Computational Chemistry: Minimization Tutorial and Exercises

Minimization in Computational Chemistry

Python Programming Tips

The programs in the previous pages had very limited usability: for example, our first program allowed us to find only the minimum of of a harmonic potential that has parameters k = 2743.0 and r_eq = 1.1283. That might be fine if all we are interested in is carbon monoxide, but what if you decide that you want to minimize the structures of oxygen or hydrogen fluoride instead? Furthermore, the program always starts the search at r_ini = 1.55 and finishes when the force is less than 0.01. However, to validate the program, one should verify that the minimum found is independent of the starting point and that the convergence criterion 0.01 is sufficient. Of course, one can change these values in the program but this gets difficult as the programs grow larger. In general, it is best to write programs that have a broad applicability and give the user full control over all the options without changing the program code.

Writing programs that offer grater flexibility requires learning a few programming techniques.

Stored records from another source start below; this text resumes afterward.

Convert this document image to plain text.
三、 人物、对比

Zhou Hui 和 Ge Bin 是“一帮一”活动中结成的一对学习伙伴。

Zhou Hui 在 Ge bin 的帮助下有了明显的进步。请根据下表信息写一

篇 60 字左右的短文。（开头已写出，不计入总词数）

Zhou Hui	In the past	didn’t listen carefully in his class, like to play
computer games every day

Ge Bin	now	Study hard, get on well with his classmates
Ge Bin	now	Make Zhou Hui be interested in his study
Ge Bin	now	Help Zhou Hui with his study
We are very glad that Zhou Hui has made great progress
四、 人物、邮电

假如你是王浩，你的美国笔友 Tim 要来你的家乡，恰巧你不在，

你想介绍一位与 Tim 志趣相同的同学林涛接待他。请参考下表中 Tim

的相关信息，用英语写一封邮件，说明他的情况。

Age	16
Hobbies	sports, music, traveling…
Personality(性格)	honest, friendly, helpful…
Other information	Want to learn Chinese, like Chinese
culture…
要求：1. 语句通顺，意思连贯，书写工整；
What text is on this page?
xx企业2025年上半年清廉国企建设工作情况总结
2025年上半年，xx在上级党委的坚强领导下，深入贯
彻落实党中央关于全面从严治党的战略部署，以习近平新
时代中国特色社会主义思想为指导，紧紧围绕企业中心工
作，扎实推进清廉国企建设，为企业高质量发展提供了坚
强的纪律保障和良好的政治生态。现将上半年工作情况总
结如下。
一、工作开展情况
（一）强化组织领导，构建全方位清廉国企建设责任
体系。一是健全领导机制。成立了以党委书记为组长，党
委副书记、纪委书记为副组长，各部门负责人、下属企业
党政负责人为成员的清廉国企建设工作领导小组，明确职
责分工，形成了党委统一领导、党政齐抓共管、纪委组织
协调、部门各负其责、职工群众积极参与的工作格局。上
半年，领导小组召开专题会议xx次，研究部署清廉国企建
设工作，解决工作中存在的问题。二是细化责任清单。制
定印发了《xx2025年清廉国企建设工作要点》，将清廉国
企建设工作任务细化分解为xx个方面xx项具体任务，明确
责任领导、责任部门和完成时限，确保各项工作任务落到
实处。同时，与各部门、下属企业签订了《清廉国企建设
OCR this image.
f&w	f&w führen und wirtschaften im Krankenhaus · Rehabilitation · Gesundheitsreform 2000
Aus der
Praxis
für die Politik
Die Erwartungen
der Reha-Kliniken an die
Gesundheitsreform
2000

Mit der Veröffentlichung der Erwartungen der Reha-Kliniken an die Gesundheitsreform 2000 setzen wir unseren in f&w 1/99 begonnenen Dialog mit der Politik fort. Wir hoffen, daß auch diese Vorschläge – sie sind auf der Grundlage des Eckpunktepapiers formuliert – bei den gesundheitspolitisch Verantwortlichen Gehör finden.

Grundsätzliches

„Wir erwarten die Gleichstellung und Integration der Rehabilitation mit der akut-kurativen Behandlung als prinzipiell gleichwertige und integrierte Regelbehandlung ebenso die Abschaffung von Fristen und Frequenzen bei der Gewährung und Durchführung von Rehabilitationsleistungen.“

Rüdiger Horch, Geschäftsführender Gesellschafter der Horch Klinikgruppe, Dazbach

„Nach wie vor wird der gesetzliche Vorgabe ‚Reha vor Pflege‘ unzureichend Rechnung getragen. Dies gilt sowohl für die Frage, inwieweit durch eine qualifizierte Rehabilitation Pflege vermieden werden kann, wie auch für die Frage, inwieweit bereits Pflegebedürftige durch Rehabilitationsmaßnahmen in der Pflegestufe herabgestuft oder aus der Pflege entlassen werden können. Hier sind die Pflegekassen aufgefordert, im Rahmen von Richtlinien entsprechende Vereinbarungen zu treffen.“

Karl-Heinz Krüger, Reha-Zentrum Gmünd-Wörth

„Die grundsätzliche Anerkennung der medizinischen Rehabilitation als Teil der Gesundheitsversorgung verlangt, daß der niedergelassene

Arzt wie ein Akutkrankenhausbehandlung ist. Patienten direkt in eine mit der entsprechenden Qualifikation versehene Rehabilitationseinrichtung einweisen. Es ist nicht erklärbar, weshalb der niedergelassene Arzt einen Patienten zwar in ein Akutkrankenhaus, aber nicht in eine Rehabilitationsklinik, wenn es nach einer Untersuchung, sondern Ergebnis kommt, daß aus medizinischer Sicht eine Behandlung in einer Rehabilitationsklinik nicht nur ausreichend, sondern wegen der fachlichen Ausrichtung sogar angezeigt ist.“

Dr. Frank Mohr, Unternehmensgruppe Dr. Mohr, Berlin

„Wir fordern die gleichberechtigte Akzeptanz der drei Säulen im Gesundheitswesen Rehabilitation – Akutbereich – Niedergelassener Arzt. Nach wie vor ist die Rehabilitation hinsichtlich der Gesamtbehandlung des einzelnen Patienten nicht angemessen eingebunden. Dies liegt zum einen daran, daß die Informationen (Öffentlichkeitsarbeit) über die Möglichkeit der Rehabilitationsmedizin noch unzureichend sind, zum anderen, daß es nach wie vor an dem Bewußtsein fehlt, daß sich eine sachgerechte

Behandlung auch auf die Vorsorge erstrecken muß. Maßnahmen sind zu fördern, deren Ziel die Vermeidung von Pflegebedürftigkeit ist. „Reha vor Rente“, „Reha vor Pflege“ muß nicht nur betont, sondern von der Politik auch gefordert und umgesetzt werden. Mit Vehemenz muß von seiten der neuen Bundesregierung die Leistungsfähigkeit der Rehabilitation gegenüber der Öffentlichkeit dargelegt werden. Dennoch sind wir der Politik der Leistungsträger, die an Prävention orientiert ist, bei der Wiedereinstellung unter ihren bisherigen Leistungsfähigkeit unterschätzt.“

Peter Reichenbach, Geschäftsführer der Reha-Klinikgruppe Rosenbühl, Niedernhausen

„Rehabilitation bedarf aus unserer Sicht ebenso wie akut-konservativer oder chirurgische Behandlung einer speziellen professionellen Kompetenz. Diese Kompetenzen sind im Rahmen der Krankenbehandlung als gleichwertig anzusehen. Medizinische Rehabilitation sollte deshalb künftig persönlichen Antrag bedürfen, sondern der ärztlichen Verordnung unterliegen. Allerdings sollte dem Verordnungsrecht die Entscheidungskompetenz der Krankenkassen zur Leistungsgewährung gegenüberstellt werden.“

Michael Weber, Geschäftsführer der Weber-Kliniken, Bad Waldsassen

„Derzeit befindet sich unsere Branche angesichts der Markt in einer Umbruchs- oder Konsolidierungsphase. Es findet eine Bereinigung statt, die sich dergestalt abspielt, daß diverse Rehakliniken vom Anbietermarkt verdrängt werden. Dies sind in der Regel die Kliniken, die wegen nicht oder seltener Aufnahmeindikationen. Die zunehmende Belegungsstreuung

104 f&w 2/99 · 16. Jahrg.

We will illustrate two basic techniques, reading data from text files on the disk, and receiving program input from the arguments given to the program on the command line. The principles are quite similar across different languages, but implementations differ significantly across different computer languages. The examples here are given in Python because of the simplicity and power of the language.

Receiving Arguments from the Command Line

Let's modify the first program such that we can give the program two input arguments. The first input argument will be the name of a text file that has parameters for the potential energy function and the second argument is the value of the starting distance. In other words, we would start the program by typing:

HarmOsc_SD2.py CO_HarmOsc.par 1.40

In python, the zeroth argument is the name of the program (in our case, HarmOsc_SD2.py) and thus the name of the parameter file (CO_HarmOsc.par) will be the first argument. To tell the program that the first argument is a filename that needs to be opened for reading, we add a following line to the program:

par_file = open( sys.argv[ 1 ] )

The new program must also read in the starting distance, which will be given as the second argument. To tell the program that the second argument is a value for the initial distance, we add the following line to the program:

r_ini   = float(sys.argv[ 2 ])

The statement float() is needed because otherwise Python would interpret the second argument as a text string "1.55", which cannot be subtracted from the equilibrium distance.

Python Modules

One of the powers of Python as as programming language is its extensibility with modules. The core of Python provides a rather limited set of built-in functions. For example, float() in the above example is a built-in function. Other functions are contained in modules that must be imported before the function is used. For example, argv is part of the module that defines system-specific functionality; in order to use sys.arg, the sys module must be imported as:

import sys

You can access underlying operating system commands via the os module. Mathematical functions such as log and sin are found in the math module. Linear algebra operations, such as inv are in the numpy module. More advanced data scientific data analysis operations are collected in the scipy module. Many Python modules are explained at PythonInfo Wiki.

Reading a Text File

So far the program knows to open a file CO_HarmOsc.par for reading and associates the content of this file with par_file object. The content of the CO_HarmOsc.par file could be:

CO   2743.0   1.1283

To actually read the parameters from this file, readlines() and split() functions are used. They do what their names imply: the first reads individual lines from the file, the second splits individual lines into fields. Notice that the example below is more general than what is needed in this case because our file will have only one line for CO.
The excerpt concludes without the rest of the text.